Читать книгу Look Homeward, Angel. A Story of the Buried Life онлайн

118 страница из 175

Cars droned separately into their focal positions; the car-men stamped their feet and talked smokily together; there was a breath of beginning life. Beside the City Hall, the firemen slept above their wagons: behind the bolted door great hoofs drummed woodenly.

A dray rattled across the east end of the Square before the City Hall, the old horse leaning back cautiously as he sloped down into the dray market by the oblique cobbled passage at the south-east that cut Gant's shop away from the market and "calaboose." As the car moved eastward again, Gant caught an angular view of Niggertown across this passage. The settlement was plumed delicately with a hundred tiny fumes of smoke.

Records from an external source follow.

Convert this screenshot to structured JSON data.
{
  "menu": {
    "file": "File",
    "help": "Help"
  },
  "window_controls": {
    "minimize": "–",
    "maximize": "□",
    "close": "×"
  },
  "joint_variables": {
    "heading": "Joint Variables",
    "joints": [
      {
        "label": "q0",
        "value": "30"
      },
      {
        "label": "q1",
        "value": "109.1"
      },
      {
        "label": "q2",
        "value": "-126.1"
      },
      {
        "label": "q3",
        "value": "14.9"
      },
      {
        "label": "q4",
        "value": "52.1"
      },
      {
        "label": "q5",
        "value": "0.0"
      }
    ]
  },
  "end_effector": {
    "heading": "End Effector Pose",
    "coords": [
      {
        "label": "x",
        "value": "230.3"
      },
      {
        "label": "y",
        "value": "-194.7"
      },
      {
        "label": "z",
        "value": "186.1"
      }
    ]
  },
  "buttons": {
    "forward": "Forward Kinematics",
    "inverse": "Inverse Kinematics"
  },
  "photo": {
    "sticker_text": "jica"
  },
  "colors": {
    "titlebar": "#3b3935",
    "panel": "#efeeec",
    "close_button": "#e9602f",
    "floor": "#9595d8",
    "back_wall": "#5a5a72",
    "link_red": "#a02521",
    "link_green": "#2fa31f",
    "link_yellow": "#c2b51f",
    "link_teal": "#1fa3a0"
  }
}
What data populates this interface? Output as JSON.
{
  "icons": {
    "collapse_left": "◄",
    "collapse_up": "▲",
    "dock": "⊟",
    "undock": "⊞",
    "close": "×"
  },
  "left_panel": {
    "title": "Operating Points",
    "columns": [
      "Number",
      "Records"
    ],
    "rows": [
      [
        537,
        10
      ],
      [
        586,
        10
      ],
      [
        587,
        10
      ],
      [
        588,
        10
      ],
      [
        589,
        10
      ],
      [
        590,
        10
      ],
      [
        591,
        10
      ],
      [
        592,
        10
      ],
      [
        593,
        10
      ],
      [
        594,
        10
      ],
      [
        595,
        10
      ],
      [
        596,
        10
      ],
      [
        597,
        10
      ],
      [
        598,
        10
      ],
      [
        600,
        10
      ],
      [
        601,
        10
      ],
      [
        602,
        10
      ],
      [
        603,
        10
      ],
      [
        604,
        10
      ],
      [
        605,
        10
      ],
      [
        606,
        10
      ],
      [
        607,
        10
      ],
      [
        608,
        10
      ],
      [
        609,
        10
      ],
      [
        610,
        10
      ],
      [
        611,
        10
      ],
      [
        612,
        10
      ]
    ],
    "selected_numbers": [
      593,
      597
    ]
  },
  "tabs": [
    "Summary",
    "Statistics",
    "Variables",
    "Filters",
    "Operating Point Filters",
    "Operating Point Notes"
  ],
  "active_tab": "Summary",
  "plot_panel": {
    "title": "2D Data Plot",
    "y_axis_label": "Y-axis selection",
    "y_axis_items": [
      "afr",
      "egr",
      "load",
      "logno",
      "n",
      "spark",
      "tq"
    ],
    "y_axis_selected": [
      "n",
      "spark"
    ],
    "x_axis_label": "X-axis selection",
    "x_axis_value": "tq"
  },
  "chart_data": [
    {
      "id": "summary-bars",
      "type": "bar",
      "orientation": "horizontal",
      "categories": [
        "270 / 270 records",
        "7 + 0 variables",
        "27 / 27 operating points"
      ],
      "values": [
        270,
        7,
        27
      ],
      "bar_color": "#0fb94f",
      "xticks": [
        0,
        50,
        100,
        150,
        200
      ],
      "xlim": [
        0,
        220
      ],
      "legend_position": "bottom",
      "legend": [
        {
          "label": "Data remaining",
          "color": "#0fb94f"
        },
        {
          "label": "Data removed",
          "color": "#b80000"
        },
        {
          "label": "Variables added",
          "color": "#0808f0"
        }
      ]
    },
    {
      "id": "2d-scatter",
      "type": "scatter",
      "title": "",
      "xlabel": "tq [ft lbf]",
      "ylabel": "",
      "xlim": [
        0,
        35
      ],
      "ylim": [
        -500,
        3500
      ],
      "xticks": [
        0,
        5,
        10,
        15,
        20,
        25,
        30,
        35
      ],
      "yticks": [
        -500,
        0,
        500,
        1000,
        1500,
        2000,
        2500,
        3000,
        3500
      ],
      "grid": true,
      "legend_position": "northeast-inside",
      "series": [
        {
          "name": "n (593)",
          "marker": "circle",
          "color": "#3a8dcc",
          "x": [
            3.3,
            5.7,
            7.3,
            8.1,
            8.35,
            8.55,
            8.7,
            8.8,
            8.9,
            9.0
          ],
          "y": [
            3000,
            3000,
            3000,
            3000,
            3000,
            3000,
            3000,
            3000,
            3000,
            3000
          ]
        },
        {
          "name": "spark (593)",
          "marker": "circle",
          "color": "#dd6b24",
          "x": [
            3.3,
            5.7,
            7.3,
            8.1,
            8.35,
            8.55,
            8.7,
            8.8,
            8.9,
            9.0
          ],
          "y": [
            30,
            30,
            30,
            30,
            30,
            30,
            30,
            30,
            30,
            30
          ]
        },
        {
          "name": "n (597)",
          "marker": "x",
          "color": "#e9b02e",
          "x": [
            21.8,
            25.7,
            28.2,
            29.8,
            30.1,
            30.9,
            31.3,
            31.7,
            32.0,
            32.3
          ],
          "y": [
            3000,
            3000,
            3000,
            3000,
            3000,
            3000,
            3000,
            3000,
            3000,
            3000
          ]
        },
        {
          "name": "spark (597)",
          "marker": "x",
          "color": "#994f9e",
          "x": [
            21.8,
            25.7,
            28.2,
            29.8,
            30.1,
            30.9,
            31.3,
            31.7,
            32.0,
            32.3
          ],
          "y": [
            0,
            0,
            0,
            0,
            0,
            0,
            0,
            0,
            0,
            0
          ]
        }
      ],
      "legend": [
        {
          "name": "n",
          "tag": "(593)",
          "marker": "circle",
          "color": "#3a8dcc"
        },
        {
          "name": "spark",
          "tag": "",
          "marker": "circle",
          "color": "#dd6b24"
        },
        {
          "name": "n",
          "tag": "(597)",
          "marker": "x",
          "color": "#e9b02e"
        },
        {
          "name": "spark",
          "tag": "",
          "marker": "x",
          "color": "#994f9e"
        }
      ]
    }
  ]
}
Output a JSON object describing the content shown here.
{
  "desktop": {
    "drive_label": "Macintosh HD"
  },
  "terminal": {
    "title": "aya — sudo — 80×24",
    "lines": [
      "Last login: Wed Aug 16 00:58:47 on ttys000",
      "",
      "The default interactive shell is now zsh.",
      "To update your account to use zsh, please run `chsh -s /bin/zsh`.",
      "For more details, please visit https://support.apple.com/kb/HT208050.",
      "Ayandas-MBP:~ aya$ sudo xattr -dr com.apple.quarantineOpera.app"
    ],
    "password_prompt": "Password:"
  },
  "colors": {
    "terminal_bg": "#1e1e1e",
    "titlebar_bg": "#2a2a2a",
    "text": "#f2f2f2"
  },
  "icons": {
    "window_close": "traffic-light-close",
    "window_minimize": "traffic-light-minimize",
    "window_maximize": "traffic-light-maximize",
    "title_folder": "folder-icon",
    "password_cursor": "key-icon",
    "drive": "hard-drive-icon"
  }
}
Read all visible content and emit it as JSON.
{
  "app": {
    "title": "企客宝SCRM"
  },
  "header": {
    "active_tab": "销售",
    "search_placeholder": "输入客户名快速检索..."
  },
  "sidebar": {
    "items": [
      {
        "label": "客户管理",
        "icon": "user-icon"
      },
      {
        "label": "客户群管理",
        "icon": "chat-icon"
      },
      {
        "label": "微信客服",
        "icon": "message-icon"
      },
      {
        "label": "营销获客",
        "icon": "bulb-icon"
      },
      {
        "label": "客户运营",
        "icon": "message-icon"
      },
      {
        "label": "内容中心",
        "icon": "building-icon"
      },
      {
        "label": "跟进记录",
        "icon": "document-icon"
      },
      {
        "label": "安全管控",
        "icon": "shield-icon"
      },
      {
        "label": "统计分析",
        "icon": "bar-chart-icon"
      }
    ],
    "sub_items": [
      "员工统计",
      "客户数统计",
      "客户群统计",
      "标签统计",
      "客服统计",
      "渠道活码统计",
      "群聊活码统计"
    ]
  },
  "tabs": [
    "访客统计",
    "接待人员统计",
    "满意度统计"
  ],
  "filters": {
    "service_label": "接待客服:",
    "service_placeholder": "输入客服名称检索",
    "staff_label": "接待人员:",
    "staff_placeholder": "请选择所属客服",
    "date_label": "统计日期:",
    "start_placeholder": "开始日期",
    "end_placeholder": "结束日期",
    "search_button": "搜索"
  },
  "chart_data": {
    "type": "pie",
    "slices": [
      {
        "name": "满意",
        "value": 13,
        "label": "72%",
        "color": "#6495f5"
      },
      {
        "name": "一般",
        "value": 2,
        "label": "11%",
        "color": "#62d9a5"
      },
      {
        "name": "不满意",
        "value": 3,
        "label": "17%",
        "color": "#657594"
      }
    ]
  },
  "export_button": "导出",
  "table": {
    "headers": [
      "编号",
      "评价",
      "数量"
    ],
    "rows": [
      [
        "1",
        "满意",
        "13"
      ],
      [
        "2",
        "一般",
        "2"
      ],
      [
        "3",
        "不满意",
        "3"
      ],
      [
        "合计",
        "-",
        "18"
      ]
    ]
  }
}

The car sloped swiftly now down Academy Street, turned, as the upper edge of the negro settlement impinged steeply from the valley upon the white, into Ivy Street, and proceeded north along a street bordered on one side by smutty pebble-dash cottages, and on the other by a grove of lordly oaks, in which the large quaking plaster pile of old Professor Bowman's deserted School for Young Ladies loomed desolately, turning and stopping at the corner, at the top of the Woodson Street hill, by the great wintry, wooden, and deserted barn of the Ivy Hotel. It had never paid.